Topic(s): Activism
Date Posted: 12.11.10
via Nettime
The New Spaces of Freedom
Félix Guattari
Montréal, November 1984
Translated by Arianna Bove and Noe Le Blanc
From New Lines of Alliance, New Spaces of Liberty
http://www.minorcompositions.info/newlines.html
We might refuse to resign ourselves to it, but we know for a fact that
both in the East and in the majority of the Third World rights and
liberties are subject to the discretionary powers of the political
forces in charge of the state. Yet we are not so ready to admit, and
often refuse to confront, the fact that they are equally threatened in
the West, in countries that like to call themselves ‘champions of the
free world’.
This hard question, so close to the skin and pregnant with dramatic
human implications, is hardly resolved if we remain at a level of
statements of principle. It would be impossible to fail to recognize
the fact that for a dozen years a whole bundle of rights and freedoms
and a whole series of spaces of freedom continued to lose ground in
Europe. If we consider what is happening to immigrants and the
distortions that the right to political asylum is undergoing in France
alone this fact is manifestly unequivocal. But the defeat stares us in
the face even when detached from mere narrow jurisprudence, when
considering the actual evolution of the ‘right’ to dispose of basic
material means of survival and labor for millions of people in Europe
(the unemployed, young and old people, the precarious); the ‘right to
difference’ for all kinds of minorities; and the ‘right’ to effective
democratic expression for the large majority of peoples. Militants
might object that the conflicts related to formal juridical freedoms
should not be treated on par with the conquest of new spaces of
freedom because only the latter is relevant to concrete struggles (to
be fair, this reaction is reminiscing of an era that has long gone).

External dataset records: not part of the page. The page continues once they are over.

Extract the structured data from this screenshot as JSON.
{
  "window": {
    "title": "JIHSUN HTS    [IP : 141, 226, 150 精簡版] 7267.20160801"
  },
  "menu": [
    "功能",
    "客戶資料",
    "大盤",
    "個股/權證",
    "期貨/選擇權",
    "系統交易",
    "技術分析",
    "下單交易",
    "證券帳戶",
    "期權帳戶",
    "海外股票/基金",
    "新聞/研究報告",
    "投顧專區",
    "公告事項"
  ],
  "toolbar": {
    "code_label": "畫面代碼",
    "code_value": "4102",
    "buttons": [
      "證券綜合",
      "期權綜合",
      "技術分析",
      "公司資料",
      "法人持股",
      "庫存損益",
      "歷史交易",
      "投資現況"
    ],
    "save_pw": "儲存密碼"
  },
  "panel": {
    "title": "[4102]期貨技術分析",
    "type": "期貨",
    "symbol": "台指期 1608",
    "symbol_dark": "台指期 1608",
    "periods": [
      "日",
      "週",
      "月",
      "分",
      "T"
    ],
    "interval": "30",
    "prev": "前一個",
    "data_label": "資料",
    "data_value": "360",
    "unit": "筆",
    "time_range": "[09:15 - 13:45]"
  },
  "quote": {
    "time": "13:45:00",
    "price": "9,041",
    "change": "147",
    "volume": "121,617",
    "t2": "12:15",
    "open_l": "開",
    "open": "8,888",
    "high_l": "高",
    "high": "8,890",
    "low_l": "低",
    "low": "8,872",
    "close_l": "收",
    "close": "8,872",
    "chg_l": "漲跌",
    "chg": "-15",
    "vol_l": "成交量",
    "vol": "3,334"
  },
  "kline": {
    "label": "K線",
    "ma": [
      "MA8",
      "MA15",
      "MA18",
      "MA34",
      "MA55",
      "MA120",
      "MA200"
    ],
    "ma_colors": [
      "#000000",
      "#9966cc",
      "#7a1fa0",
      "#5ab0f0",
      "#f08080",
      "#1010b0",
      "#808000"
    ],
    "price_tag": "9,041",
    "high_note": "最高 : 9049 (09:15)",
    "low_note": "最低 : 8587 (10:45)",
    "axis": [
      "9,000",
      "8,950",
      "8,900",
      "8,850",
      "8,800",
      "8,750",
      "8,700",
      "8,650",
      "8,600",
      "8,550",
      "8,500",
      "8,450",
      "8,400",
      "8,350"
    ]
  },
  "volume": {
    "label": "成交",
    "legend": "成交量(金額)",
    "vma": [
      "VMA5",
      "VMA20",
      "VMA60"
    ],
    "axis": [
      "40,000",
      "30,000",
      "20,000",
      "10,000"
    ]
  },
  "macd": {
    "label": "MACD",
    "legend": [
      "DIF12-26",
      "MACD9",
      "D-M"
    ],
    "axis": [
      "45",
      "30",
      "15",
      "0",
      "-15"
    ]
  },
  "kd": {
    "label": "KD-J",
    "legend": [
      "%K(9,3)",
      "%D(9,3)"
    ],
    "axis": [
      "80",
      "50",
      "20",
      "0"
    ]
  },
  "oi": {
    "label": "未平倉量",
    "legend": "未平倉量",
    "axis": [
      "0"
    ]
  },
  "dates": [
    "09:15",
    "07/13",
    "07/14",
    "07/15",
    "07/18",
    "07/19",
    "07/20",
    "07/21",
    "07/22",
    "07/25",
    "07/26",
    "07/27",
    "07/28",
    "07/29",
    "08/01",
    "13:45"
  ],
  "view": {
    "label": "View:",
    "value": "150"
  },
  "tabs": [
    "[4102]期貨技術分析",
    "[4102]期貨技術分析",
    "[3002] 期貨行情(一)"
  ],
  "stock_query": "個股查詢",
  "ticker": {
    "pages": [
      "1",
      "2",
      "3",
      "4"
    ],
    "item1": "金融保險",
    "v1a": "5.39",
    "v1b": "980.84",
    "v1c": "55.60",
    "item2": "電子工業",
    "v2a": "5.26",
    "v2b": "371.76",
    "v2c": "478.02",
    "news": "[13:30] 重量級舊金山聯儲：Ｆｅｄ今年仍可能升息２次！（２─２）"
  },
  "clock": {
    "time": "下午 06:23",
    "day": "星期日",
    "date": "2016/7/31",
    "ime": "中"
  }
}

Justice never kept out of the social fray (it never stood over and
above social struggles); democracy was always more or less
manipulated; there is nothing, no greatness, to be expected from the
realm of formal juridical freedom, whilst, on the contrary, everything
is still to be done when it comes to new spaces of freedom. As far as
I’m concerned, after taking an interest in the extradition cases and
political trials of Bifo, Klauss Croissant, Piperno, Pace, Francois
Pain, Toni Negri and others, I was forced to revise my opinion on the
importance of these supposedly formal freedoms. Today they seem to me
almost completely inseparable from other freedoms ‘on the ground’, to
speak like the ethnologists. Now more than ever we must refuse to
remain at the level of a global denunciation of bourgeois justice:
doing so would be formal indeed. The independence of the judiciary is
often really nothing but a decoy; instead of resigning to this and
returning to a mythology of spontaneity and the so-called ‘people’s
tribunals’, we should think of ways to make it actual. The
specialization of social functions and the division of labor are what
they are; besides, nothing would seem to justify any expectations of
deep changes in public opinion in the short or medium term; and there
is no way of hoping that organized societies will manage to do without
a judicial apparatus any time soon! This does not mean that we have to
accept it as it is, quite the opposite: it is crucial to redefine its
mode of development, its competences, its means, and its possible
articulations in a democratic environment… To do so struggles for
freedoms must also be given new instruments to take us forward:
- Ad hoc interventions in practical affaires where rights and freedoms
are undermined;
- Longer term activities, such as liaising with groups of lawyers,
magistrates, social workers and prisoners … in view of developing
alternative forms of systems of justice.